# Trudy & Florence



## catcoonz (Aug 4, 2012)

Both beautiful girls who will need new slaves around 6 weeks time.

Anybody interested, you know where I am.


----------



## catcoonz (Aug 4, 2012)

This is Florence.


----------



## JaimeandBree (Jan 28, 2014)

What lovely little fluffies! Miss Florence needs to grow into her ears! 

Hope they both find homes soon xxx


----------



## catcoonz (Aug 4, 2012)

Miss Florence also needs to learn sitting pretty and purring will not get her my dinner.


----------



## Maiaetta (Jul 3, 2014)

Oh they are beautiful


----------



## Mum to Missy (Aug 13, 2013)

I think Trudy is adorable, Florence too, but for me it's Trudy by a whisker


----------



## Maiaetta (Jul 3, 2014)

I like Florence's ears &#10084;&#65039;&#10084;&#65039;&#10084;&#65039;&#128522;


----------



## Polski (Mar 16, 2014)

Trudy is actually my dream cat, always wanted a fluffy tuxedo unfortunately i'm at my limit


----------



## Polly G (Apr 30, 2013)

I am sure these beautiful little girls will be snapped up in no time.
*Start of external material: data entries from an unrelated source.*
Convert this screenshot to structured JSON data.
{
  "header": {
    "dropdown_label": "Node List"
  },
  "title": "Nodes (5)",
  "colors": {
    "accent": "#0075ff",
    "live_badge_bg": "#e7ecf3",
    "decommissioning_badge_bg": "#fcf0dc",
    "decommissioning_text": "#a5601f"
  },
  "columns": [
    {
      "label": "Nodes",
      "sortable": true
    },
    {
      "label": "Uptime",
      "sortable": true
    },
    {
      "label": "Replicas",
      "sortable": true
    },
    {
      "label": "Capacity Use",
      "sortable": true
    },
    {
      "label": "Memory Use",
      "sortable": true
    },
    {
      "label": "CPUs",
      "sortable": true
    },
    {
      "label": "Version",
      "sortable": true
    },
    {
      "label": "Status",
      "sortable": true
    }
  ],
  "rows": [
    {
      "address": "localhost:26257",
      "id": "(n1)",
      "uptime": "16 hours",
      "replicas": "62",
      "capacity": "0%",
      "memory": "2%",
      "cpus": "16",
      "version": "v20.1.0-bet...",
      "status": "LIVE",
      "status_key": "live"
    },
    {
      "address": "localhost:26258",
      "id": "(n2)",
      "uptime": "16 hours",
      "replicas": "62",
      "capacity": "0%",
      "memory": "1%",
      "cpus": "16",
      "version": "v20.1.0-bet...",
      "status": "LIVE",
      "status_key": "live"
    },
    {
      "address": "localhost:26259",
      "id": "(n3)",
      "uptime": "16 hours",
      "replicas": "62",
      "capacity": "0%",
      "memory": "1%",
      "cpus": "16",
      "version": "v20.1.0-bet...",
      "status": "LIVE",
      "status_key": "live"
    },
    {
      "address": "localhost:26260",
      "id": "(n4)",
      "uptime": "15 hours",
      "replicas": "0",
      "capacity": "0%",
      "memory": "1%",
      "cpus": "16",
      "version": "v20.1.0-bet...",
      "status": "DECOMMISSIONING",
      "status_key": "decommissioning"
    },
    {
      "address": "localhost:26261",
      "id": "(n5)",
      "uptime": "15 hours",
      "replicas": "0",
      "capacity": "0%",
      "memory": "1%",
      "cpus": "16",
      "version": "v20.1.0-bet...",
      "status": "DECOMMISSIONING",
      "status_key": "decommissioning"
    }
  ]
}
Good luck babies x


----------



## catcoonz (Aug 4, 2012)

Trudy & Florence both have new homes to go to and will stay together.


----------



## JaimeandBree (Jan 28, 2014)

Hooray, gald to hear this, hope the new owners keep the names they' so cute!


----------



## Mum to Missy (Aug 13, 2013)

Great news they have found their forever home  xx


----------